Financed entirely by Italy’s Ministry of Health, the project is valued at €386,000, and half of this cost will be going to grants to finance the activities of the young researchers involved in the project, with the remainder going to the purchase of the lab equipment needed for the experiments. For years now, at Fatebenefratelli and many other facilities, oxygen/ozone therapy has been used to promote rehabilitation in the elderly, and its scientific validity has since earned the official support of the Lombardy Regional Health Service.
“In our clinical practice, we have seen that ‘frail’, elderly patients, in addition to improving in terms of their motor skills, have also made great strides psychologically and in terms of the difficult-to-achieve stability in sleep rhythms,” says Cristian Bonvicini, one of the researchers. “This will be our starting point.” In practical terms, starting from an intuition, they will then study if and, more importantly, how ozone acts on the neurons of these patients.
Dr. Bonvicini has worked at Fatebenefratelli for 18 years now, and this study is as important to him as it is to others. “There is much talk about the flight of human capital, but there are opportunities here in Italy, where our institutions are competitive with others internationally and that enable you to work well with cutting-edge tools and with talented peers, to stay abreast of the latest developments, and to pursue ambitious goals,” he says, although he admits that “you need to be motivated by great passion because, otherwise, other countries, where salaries in scientific fields can be double [those of Italy], can lure you away.”
The study will make use of the professional capabilities of various units of Brescia’s Fatebenefratelli research hospital, including the Alzheimer’s unit, the Genetics unit and Molecular Markers Lab, and the Neuropsychology unit, as well as the collaboration of Pisa’s Scuola Normale Superiore.
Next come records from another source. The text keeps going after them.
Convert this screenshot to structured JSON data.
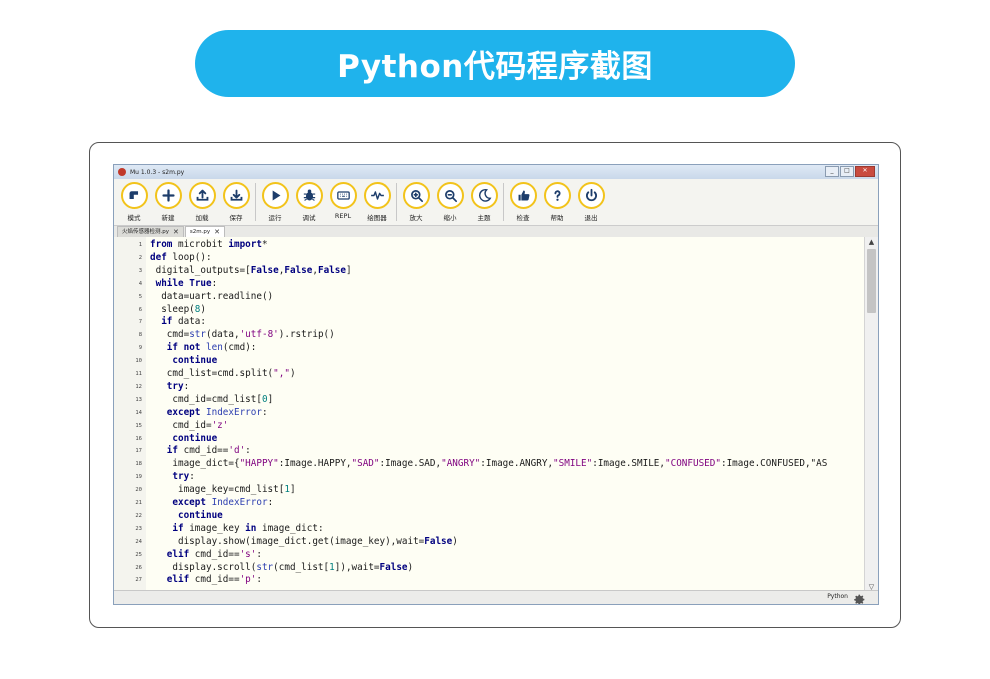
{
  "banner": {
    "title": "Python代码程序截图"
  },
  "window": {
    "title": "Mu 1.0.3 - s2m.py",
    "controls": [
      "_",
      "□",
      "✕"
    ],
    "toolbar": [
      {
        "label": "模式",
        "icon": "mode-icon"
      },
      {
        "label": "新建",
        "icon": "plus-icon"
      },
      {
        "label": "加载",
        "icon": "upload-icon"
      },
      {
        "label": "保存",
        "icon": "download-icon"
      },
      {
        "label": "运行",
        "icon": "play-icon"
      },
      {
        "label": "调试",
        "icon": "bug-icon"
      },
      {
        "label": "REPL",
        "icon": "keyboard-icon"
      },
      {
        "label": "绘图器",
        "icon": "pulse-icon"
      },
      {
        "label": "放大",
        "icon": "zoom-in-icon"
      },
      {
        "label": "缩小",
        "icon": "zoom-out-icon"
      },
      {
        "label": "主题",
        "icon": "moon-icon"
      },
      {
        "label": "检查",
        "icon": "thumbs-up-icon"
      },
      {
        "label": "帮助",
        "icon": "help-icon"
      },
      {
        "label": "退出",
        "icon": "power-icon"
      }
    ],
    "tabs": [
      {
        "label": "火焰传感器检测.py",
        "close": "✕",
        "active": false
      },
      {
        "label": "s2m.py",
        "close": "✕",
        "active": true
      }
    ],
    "status": {
      "mode": "Python"
    },
    "scroll": {
      "up": "▲",
      "down": "▽"
    }
  },
  "code": [
    {
      "n": "1",
      "t": "from microbit import*"
    },
    {
      "n": "2",
      "t": "def loop():"
    },
    {
      "n": "3",
      "t": " digital_outputs=[False,False,False]"
    },
    {
      "n": "4",
      "t": " while True:"
    },
    {
      "n": "5",
      "t": "  data=uart.readline()"
    },
    {
      "n": "6",
      "t": "  sleep(8)"
    },
    {
      "n": "7",
      "t": "  if data:"
    },
    {
      "n": "8",
      "t": "   cmd=str(data,'utf-8').rstrip()"
    },
    {
      "n": "9",
      "t": "   if not len(cmd):"
    },
    {
      "n": "10",
      "t": "    continue"
    },
    {
      "n": "11",
      "t": "   cmd_list=cmd.split(\",\")"
    },
    {
      "n": "12",
      "t": "   try:"
    },
    {
      "n": "13",
      "t": "    cmd_id=cmd_list[0]"
    },
    {
      "n": "14",
      "t": "   except IndexError:"
    },
    {
      "n": "15",
      "t": "    cmd_id='z'"
    },
    {
      "n": "16",
      "t": "    continue"
    },
    {
      "n": "17",
      "t": "   if cmd_id=='d':"
    },
    {
      "n": "18",
      "t": "    image_dict={\"HAPPY\":Image.HAPPY,\"SAD\":Image.SAD,\"ANGRY\":Image.ANGRY,\"SMILE\":Image.SMILE,\"CONFUSED\":Image.CONFUSED,\"AS"
    },
    {
      "n": "19",
      "t": "    try:"
    },
    {
      "n": "20",
      "t": "     image_key=cmd_list[1]"
    },
    {
      "n": "21",
      "t": "    except IndexError:"
    },
    {
      "n": "22",
      "t": "     continue"
    },
    {
      "n": "23",
      "t": "    if image_key in image_dict:"
    },
    {
      "n": "24",
      "t": "     display.show(image_dict.get(image_key),wait=False)"
    },
    {
      "n": "25",
      "t": "   elif cmd_id=='s':"
    },
    {
      "n": "26",
      "t": "    display.scroll(str(cmd_list[1]),wait=False)"
    },
    {
      "n": "27",
      "t": "   elif cmd_id=='p':"
    }
  ],
  "colors": {
    "accent": "#1fb3ec",
    "toolbar_ring": "#f2c31b",
    "icon": "#1d3d6b",
    "keyword": "#00007f",
    "string": "#7f007f"
  }
}
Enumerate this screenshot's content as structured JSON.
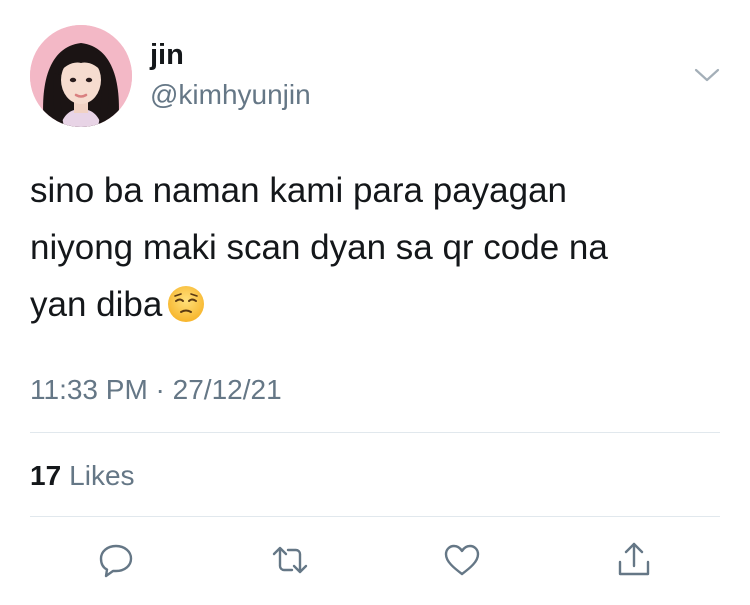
{
  "tweet": {
    "display_name": "jin",
    "handle": "@kimhyunjin",
    "text": "sino ba naman kami para payagan\nniyong maki scan dyan sa qr code na\nyan diba",
    "emoji": "pensive-face",
    "timestamp": "11:33 PM · 27/12/21",
    "likes_count": "17",
    "likes_label": "Likes"
  },
  "icons": {
    "menu": "chevron-down-icon",
    "reply": "reply-icon",
    "retweet": "retweet-icon",
    "like": "heart-icon",
    "share": "share-icon"
  },
  "colors": {
    "text": "#14171a",
    "secondary": "#657786",
    "divider": "#e1e8ed",
    "avatar_bg": "#f3b8c6"
  }
}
A range of analysis techniques (i.e. transcriptomics, immunoproteomics, metabolomics, lipidomics, and bioinformatics) will be used. “We will seek to identify biological and neuropsychological/behavioral markets that can distinguish patients treated with oxygen/ozone therapy from those that are not, so as to study the molecular mechanisms on which the therapy acts and, above all, to identify the therapeutic targets for the treatment of these patients. You ask what our reward will be? Discovery, understanding, knowledge. And seeing that people suffer less,” Bonvicini concludes.